Non-Jewish Palestinians have appeared to become victim to these national movements. From 1920 to 1948 Palestine (including modern Israel) was under British control – the British Mandate of Palestine – and from 1936 to 1939 during the Arab Revolts, Palestinians sought their independence from Britain. At about the same time, a second national movement was rising: Zionism.
Jewish communities were encouraged by the British to set up local militia and a shadow government in the expectation of an established Land of Israel. This resulted in the Arab-Israeli Civil War of 1948, which, in turn, resulted in the establishment of the modern Land of Israel. Palestine now refers to the regions of and surrounding Israel, and, since during the time of its early establishment the Jewish people were a minority in Palestine, you can probably guess why Arabic Palestinians were upset by this new nation of Jews established right on top of them; and so, the rise of anti-Zionism.

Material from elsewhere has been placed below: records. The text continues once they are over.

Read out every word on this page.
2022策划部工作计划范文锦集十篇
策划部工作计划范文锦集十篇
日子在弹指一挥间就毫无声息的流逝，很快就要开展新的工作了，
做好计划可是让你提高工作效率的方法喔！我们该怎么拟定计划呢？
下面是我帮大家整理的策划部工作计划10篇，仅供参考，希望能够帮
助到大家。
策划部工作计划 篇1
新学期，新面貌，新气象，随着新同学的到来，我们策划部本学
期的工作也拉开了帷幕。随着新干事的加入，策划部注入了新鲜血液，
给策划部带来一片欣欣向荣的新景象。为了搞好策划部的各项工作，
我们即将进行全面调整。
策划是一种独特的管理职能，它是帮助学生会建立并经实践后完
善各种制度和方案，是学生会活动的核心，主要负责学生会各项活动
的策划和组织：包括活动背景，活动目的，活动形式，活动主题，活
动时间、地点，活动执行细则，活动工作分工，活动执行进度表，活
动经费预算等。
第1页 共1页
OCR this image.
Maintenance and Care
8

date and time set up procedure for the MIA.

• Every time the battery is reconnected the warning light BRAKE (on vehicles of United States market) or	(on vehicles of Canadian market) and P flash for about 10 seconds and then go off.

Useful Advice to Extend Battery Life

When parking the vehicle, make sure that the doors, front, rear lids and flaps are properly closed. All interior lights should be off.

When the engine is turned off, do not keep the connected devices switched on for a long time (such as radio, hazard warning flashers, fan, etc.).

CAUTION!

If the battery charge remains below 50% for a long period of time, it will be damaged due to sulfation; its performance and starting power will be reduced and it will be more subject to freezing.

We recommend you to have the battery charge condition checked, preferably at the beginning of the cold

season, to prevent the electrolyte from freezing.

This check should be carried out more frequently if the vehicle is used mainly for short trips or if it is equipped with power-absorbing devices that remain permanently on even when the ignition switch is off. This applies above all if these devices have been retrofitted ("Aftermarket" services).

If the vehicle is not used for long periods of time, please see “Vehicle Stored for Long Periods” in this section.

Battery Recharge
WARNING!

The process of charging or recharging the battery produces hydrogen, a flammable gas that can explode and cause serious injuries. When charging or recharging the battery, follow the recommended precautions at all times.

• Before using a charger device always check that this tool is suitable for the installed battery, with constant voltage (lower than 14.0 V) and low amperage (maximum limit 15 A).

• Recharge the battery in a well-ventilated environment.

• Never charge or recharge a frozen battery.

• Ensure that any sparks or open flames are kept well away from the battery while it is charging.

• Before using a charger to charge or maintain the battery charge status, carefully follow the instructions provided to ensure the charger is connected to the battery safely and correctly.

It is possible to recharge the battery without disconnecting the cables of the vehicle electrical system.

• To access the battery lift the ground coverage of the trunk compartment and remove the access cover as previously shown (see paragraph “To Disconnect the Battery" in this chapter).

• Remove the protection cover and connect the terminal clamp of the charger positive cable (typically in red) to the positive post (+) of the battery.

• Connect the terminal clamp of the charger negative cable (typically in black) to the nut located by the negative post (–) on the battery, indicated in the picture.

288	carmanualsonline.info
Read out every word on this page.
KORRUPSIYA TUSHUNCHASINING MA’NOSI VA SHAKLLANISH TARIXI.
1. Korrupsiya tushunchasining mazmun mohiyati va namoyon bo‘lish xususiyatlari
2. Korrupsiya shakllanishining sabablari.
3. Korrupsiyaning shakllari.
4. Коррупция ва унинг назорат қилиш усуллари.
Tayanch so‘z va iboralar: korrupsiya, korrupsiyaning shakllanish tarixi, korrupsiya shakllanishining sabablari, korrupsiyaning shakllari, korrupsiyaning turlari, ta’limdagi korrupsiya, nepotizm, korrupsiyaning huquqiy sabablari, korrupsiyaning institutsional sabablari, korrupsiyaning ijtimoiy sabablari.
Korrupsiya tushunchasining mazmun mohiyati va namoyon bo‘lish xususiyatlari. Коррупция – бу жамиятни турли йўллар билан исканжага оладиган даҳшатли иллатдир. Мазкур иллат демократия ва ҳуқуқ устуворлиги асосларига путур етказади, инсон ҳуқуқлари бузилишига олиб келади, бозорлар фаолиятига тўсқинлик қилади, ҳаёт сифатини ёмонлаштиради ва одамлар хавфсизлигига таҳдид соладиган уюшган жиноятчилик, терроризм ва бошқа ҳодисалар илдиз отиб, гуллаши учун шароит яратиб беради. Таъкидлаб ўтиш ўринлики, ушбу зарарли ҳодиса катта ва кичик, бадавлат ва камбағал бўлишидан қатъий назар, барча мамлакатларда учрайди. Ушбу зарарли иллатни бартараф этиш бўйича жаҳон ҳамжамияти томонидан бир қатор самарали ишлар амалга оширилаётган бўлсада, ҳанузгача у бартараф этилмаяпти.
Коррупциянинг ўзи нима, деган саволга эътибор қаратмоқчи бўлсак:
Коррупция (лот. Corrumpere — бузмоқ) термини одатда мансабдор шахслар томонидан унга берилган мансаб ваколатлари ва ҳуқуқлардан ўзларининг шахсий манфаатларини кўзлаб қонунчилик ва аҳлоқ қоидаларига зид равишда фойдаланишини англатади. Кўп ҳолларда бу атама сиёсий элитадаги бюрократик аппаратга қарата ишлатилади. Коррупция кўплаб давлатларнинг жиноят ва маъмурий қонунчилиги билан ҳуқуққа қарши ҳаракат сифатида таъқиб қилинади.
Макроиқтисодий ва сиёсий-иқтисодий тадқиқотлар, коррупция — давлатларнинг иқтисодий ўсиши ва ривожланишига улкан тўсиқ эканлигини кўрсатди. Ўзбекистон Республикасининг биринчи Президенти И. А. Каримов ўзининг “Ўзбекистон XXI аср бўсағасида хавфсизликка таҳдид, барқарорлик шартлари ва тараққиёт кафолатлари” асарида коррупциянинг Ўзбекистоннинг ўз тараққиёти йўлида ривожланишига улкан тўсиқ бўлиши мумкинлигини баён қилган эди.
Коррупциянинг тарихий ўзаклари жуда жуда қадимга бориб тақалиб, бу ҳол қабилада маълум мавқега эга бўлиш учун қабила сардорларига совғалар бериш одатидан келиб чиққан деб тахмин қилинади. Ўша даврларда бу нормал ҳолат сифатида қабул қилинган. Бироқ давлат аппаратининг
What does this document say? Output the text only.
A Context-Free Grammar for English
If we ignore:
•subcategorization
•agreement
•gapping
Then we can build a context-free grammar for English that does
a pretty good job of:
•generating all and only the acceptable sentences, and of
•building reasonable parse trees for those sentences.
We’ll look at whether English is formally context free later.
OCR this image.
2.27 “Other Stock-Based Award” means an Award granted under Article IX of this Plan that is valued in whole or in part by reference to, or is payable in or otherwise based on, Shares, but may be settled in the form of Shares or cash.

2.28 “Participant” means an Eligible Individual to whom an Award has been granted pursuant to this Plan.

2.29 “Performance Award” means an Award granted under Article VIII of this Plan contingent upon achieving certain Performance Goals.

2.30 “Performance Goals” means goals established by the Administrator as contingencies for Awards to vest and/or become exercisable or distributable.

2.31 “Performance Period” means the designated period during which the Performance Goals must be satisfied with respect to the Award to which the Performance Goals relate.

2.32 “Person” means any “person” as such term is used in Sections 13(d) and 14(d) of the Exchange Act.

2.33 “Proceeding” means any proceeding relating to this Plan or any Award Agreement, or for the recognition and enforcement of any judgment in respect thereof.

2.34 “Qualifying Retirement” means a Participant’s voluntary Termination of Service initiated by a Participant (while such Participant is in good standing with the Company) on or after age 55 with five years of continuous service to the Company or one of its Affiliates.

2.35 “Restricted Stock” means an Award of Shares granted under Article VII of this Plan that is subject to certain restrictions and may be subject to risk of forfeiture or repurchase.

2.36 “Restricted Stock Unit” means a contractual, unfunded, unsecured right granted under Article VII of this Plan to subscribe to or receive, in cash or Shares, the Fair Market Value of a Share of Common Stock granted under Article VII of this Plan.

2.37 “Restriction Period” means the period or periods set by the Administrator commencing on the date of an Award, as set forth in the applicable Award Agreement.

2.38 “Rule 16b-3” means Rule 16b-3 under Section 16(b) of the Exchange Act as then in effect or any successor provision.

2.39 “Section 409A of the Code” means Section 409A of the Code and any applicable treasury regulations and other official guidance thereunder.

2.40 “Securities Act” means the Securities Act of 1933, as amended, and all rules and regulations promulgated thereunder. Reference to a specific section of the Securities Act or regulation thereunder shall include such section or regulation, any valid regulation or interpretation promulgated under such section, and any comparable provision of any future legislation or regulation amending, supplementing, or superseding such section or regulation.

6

Now that Israel is established, independent and largely seen as home to the Jewish people, the ideals of Zionism have evolved into a more secularizing movement: generally opposing Jewish involvement in other societies to establish a majority and free themselves from anti-Semitic discrimination. Thus, modern anti-Zionism has risen out of those who live in or the surrounding areas of Israel who feel oppressed by an overwhelming Jewish majority.
Issues of academic freedom and human rights have surfaced in recent years and even more recently, the American Studies Association (ASA) announced a boycott on all Israeli universities for joining their association. The ASA is an organization compromised of many universities (including BC) that regulates American Studies. It has decided to disallow the joining of any Israeli university to the association because it feels that Israel has limited academic freedom to the occupied Palestinians (non-Jews in Israel). Many feel that this course of action is completely appropriate because the oppression imposed upon occupied Palestinians is grave. Others feel that this very boycott, which is focused on sending a message to Israeli about academic freedom, is a limiting of academic freedom itself.
“Exposing the Truth of Anti-Zionism at Boston College” was created two months after the ASA boycott. As it states in the information section of the Facebook page, “We are: supporters of academic freedom” and “We are not: anti-Arab, anti-Islam, anti-Palestinian”, it seems that the group is no ploy against Catholicism nor an effort to end anti-Zionism. Apparently, according to the page, BC has hosted many speakers on the Israeli-Palestinian conflicts who speak from and support the pro-Palestinian side of the equation while no offerings of the pro-Israeli side have ever been presented by the school. The few students who made this page have apparently interpreted BC’s “negligence” as a voluntary anti-Zionistic effort, which may be a bit overkill considering that many consider modern anti-Zionism to equate with anti-Semitism.
Although I am severely lacking in acuteness for the truth behind Israeli-Palestinian conflicts, I cannot personally disagree with the motives behind the creation of this page. I think that their primary purpose is to merely expose a side of the argument that is apparently in excessive lacking in our community, and I can respect that. What I don’t agree with is the page’s inclination to taint professors and impose a feeling of shame upon all members of the BC community for a lack of defense or interest in the Israeli side of things. I feel no such shame, yet I appreciate the worldly knowledge the page has unveiled.